La mairie : Nous controns la gentrification par les logements sociaux.
Nous : Ce n’est pas suffisant. Si vous cherchez à la contrer, il faut soutenir les projets de quartier proposés par le quartier.
La mairie : Ce n’est pas nous qui décidons, c’est la Ville de Paris.

Nous le comprenons encore plus quand les interlocuteurs à même de prendre des décisions deviennent difficilement identifiables, ou se rejettent mutuellement les compétences.

Rendez-vous avec le cabinet de la maire de Paris.
Annulé au dernier moment.
Deuxième rendez-vous avec le cabinet de la maire de Paris.
Annulé au dernier moment.
Rendez-vous avec le cabinet de l’élu à la culture [2. La chapelle est propriété de la Ville de Paris, gérée par la direction de la Culture et du Patrimoine.].
Annulé au dernier moment.

Nous manquerons enfin de nous étouffer quand nous comprendrons que ces mêmes élus finissent par nous mettre en concurrence avec un autre projet associatif.

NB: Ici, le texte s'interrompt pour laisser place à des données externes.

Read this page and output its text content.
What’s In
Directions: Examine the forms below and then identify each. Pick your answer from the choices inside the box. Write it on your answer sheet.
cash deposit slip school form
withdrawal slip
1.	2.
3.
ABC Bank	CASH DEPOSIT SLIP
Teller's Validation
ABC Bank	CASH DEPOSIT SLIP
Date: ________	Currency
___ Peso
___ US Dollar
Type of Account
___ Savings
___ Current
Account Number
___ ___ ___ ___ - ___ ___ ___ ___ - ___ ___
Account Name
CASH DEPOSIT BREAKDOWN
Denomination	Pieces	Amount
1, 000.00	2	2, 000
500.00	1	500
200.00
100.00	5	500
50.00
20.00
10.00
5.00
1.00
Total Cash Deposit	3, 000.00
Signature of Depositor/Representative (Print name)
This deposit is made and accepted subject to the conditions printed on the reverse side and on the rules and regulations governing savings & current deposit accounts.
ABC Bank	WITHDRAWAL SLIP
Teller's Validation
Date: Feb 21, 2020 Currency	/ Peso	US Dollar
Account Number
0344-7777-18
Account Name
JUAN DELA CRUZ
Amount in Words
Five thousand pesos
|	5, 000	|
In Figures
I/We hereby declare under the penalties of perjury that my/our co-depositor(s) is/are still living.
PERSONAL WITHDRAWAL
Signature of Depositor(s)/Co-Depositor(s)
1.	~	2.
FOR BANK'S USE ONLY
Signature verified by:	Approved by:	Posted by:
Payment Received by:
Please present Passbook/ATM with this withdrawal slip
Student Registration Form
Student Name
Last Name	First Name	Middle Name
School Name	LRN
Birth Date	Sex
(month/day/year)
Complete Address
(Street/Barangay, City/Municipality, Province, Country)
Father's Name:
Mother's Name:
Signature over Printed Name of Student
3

24 mars 2016 : La Cavalcade

Appel de l’élu d’arrondissement qui soutient l’Agora du faubourg :

Je ne vais pas vous cacher que la situation est difficile. Que les lieux sont chers à Paris. Vous n’êtes pas sans le savoir. L’élu de mon parti à la mairie du XIe arrondissement soutient le collectif d’artistes La Cavalcade qui est en passe de se faire expulser. Moi, à la mairie du Xe, je vous soutiens. Or, la Ville de Paris a décidé de reloger La Cavalcade dans la chapelle. Ils ont visité il y a peu. Voilà. Il va falloir trouver un compromis, que vous vous arrangiez ensemble.

La Cavalcade est un collectif d’artistes parisiens, disposant depuis une dizaine d’années d’un espace dans le XIe arrondissement, mis à disposition par la Ville de Paris pour un loyer très modique. Leur lieu est, pour ainsi dire, semi-ouvert (ou semi-fermé en fonction des humeurs) : il n’accueille le public que de temps en temps. Selon eux, la mairie du XIe les déteste, les empêchant de vraiment travailler avec les habitants. Les voisins n’attendent qu’une chose, qu’ils s’en aillent. En février 2016, on leur annonce qu’ils vont devoir quitter les lieux. La Ville de Paris vend son patrimoine, et leur lieu sera transformé en cinéma hype. Mais, pas de panique, un autre lieu leur est réservé.

Rendez-vous no 1 :

La Cavalcade : La Ville nous a promis la chapelle. Nous l’avons visitée il y a quelques mois. Nous sommes de bonne volonté, nous ne sommes pas vos ennemis, c’est la Ville qui nous met en concurrence. On le sait. On aime beaucoup ce que vous faites. Nous aussi, nous aimerions plus nous ouvrir sur le quartier. Nous installer dans ce quartier serait l’occasion pour nous de revoir notre manière de travailler, de faire des choses avec vous et les habitants.
Nous : Dans ce cas-là pourquoi n’êtes-vous jamais venus nous voir ? Nous sommes juste en face pourtant…
La Cavalcade : On nous a dit que ça devait rester secret pour le moment.
Nous : Nous pensons possible que nos deux projets cohabitent, de partager le lieu. Et vous ?
La Cavalcade : De notre côté, nous avons besoin de nous concerter en interne pour prendre une décision.

Rendez-vous no 2 :

La Cavalcade : Vous avez rencontré l’élu à la Culture de la Ville pour défendre vos billes en nous discréditant. C’est un coup de poignard dans le dos. On ne peut pas vous faire confiance. On ne peut pas imaginer de travailler ensemble dans ces conditions.
Nous : Nous ne l’avons pas rencontré. Qui vous a dit ça ?
La Cavalcade : Quelqu’un.
Nous : On avait pris rendez-vous, mais il n’a jamais eu lieu finalement [3. Nous comprendrons plus tard que ce rendez-vous a été annulé car les élus avaient déjà tranché et accepté de faire passer notre projet au budget participatif.]. Jamais on ne se serait permis de vous disqualifier auprès de lui. Nous jugeons que nous menons la même lutte, que nous sommes du même côté, que nous ne devons pas nous affaiblir mutuellement.
La Cavalcade : On ne vous croit pas.

Rendez-vous no 3 :

La Cavalcade : Tout bien réfléchi, on ne veut pas partager le lieu avec vous. On a besoin de tout l’espace. On ne peut pas partager. On a besoin d’un lieu fermé pour travailler. Nous ne voulons pas la même chose que vous, nous n’avons donc aucune raison de travailler ensemble.
Nous : Vous voulez vraiment jouer la concurrence ? C’est vraiment dommage. Donc, que le meilleur gagne et à bientôt.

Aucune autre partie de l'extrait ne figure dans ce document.